Por Heitor Scalambrini Costa*
Antes de assumir o Palácio do Planalto, o presidente eleito com 55,13% dos votos (aproximadamente 58 milhões de votos, contra 44,87% do seu adversário, aproximadamente 47 milhões de votos), continua a fazer declarações sobre temas sensíveis, que invariavelmente tem levado a criação de embaraços, constrangimentos, desrespeito, declarações depreciativas, impróprias, mentirosas e incoerentes, ameaçando países estrangeiros. As reações e retaliações diante de tais declarações já começaram e afetarão diretamente nosso país.
Ao mesmo tempo este lacaio servil do governo americano de Trump se coloca alinhado com temas que os americanos estão completamente isolados no panorama internacional. A escolha de seu futuro ministro de Relações Exteriores reforça a ideia de que sua política externa seguirá os passos de Trump.
O último e desastroso pronunciamento foi sobre o programa Mais Médicos, criado em 2013 durante o governo da presidente Dilma. Mais uma vez fica evidenciado que o presidente eleito não tem conhecimento, nem preparo, é irresponsável, e muito menos se interessar pela saúde dos mais pobres. Um caminho de preconceitos, de irracionalidade, mentiras, demagogia, intolerância e ódio está sendo trilhado.
Acabar com o programa Mais Médicos era um objetivo perseguido desde 2013, ano da criação do projeto. Além de votar contra quando ainda era deputado pelo PP-RJ, ele protocolou uma ação no Supremo Tribuna Federal na tentativa de suspender a Medida Provisória que elaborou o Mais Médicos.
As últimas manifestações do presidente eleito levaram o governo cubano a reagir, rompendo a parceria, o que levou a retirada do país de 8.332 médicos cubanos, causando danos irreparáveis a população mais pobre, localizada em sua grande maioria no Nordeste e na Amazônia. O que será desta população ao saber que o futuro presidente deixou o posto de saúde sem médico?
Só em Pernambuco estavam 427 médicos cubanos, distribuídos em 123 municípios do Estado. Em torno de 350 atendimentos por mês eram realizados por estes profissionais, ou seja, 50.000 consultas mês. Neste único Estado em torno de 600.000 pessoas estarão sem atendimento a partir do próximo mês.
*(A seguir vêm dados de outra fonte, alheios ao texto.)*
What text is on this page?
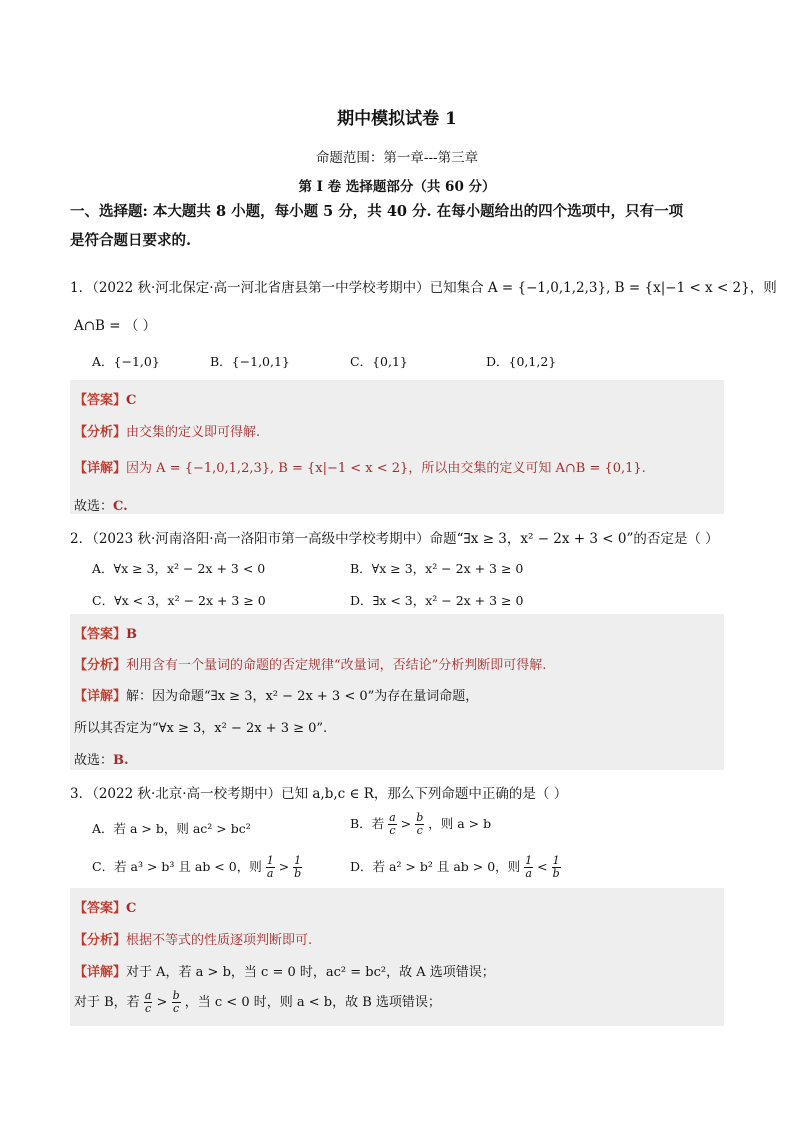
期中模拟试卷 1
命题范围：第一章---第三章
第 I 卷 选择题部分（共 60 分）
一、选择题: 本大题共 8 小题，每小题 5 分，共 40 分. 在每小题给出的四个选项中，只有一项
是符合题日要求的.
1．（2022 秋·河北保定·高一河北省唐县第一中学校考期中）已知集合 A = {−1,0,1,2,3}, B = {x|−1 < x < 2}，则
A∩B = （ ）
A．{−1,0}	B．{−1,0,1}	C．{0,1}	D．{0,1,2}
【答案】C
【分析】由交集的定义即可得解.
【详解】因为 A = {−1,0,1,2,3}, B = {x|−1 < x < 2}，所以由交集的定义可知 A∩B = {0,1}.
故选：C.
2．（2023 秋·河南洛阳·高一洛阳市第一高级中学校考期中）命题“∃x ≥ 3，x² − 2x + 3 < 0”的否定是（ ）
A．∀x ≥ 3，x² − 2x + 3 < 0	B．∀x ≥ 3，x² − 2x + 3 ≥ 0
C．∀x < 3，x² − 2x + 3 ≥ 0	D．∃x < 3，x² − 2x + 3 ≥ 0
【答案】B
【分析】利用含有一个量词的命题的否定规律“改量词，否结论”分析判断即可得解.
【详解】解：因为命题“∃x ≥ 3，x² − 2x + 3 < 0”为存在量词命题，
所以其否定为“∀x ≥ 3，x² − 2x + 3 ≥ 0”.
故选：B.
3．（2022 秋·北京·高一校考期中）已知 a,b,c ∈ R，那么下列命题中正确的是（ ）
A．若 a > b，则 ac² > bc²	B．若 $\frac{a}{c} > \frac{b}{c}$ ，则 a > b
C．若 a³ > b³ 且 ab < 0，则 $\frac{1}{a} > \frac{1}{b}$	D．若 a² > b² 且 ab > 0，则 $\frac{1}{a} < \frac{1}{b}$
【答案】C
【分析】根据不等式的性质逐项判断即可.
【详解】对于 A，若 a > b，当 c = 0 时，ac² = bc²，故 A 选项错误；
对于 B，若 $\frac{a}{c} > \frac{b}{c}$ ，当 c < 0 时，则 a < b，故 B 选项错误；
A maioria dos municípios que eram atendidos pelos médicos cubanos, distribuídos em todas as regiões do país, contavam com menos de 20 mil habitantes, e dependiam exclusivamente dos médicos que participavam do Programa. São mais de 28 milhões de pessoas (há previsões do dobro) em todo o Brasil, entregues à própria sorte, sem acesso as ações de promoção de saúde, prevenção, diagnóstico e tratamento de doenças básicas. E não adiante vir com mais “fake news” de que os editais anunciados para contratação de médicos atenderão estas populações. O histórico dos últimos anos mostra o desinteresse dos médicos brasileiros em aceitar este trabalho, distante dos grandes centros urbanos.
Segundo a conclusão de um estudo desenvolvido pelo Instituto de Saúde Coletiva da UFBA (Universidade Federal da Bahia), conjuntamente com o Imperial College, de Londres, e pela Universidade Stanford, nos EUA, que simulou vários cenários da saúde brasileira; a paralisação do programa Mais Médicos e o congelamento dos gastos federais na atenção básica de saúde no Brasil, com o teto de gastos, atingirá até 50 mil pessoas que, sem a assistência necessária, morreriam precocemente, antes dos 70 anos. A maioria desses óbitos serão nas áreas mais pobres e mais vulneráveis, aquelas que eram atendidas pelos médicos cubanos.
Diante deste cenário trágico provocado pelo futuro dirigente máximo do país, como fica a (ir)responsabilidade deste genocídio anunciado? A quem caberá ser responsabilizado pelas mortes previsíveis que ocorrerão?
Diante de brutal ataque a direitos mínimos, como acesso a saúde do povo mais carente, não há mais espaço de convivência, nem diálogo com o futuro governo. A oposição, ou reage, ou será esmagada por um governo de ultradireita que disse (durante a campanha) a que veio.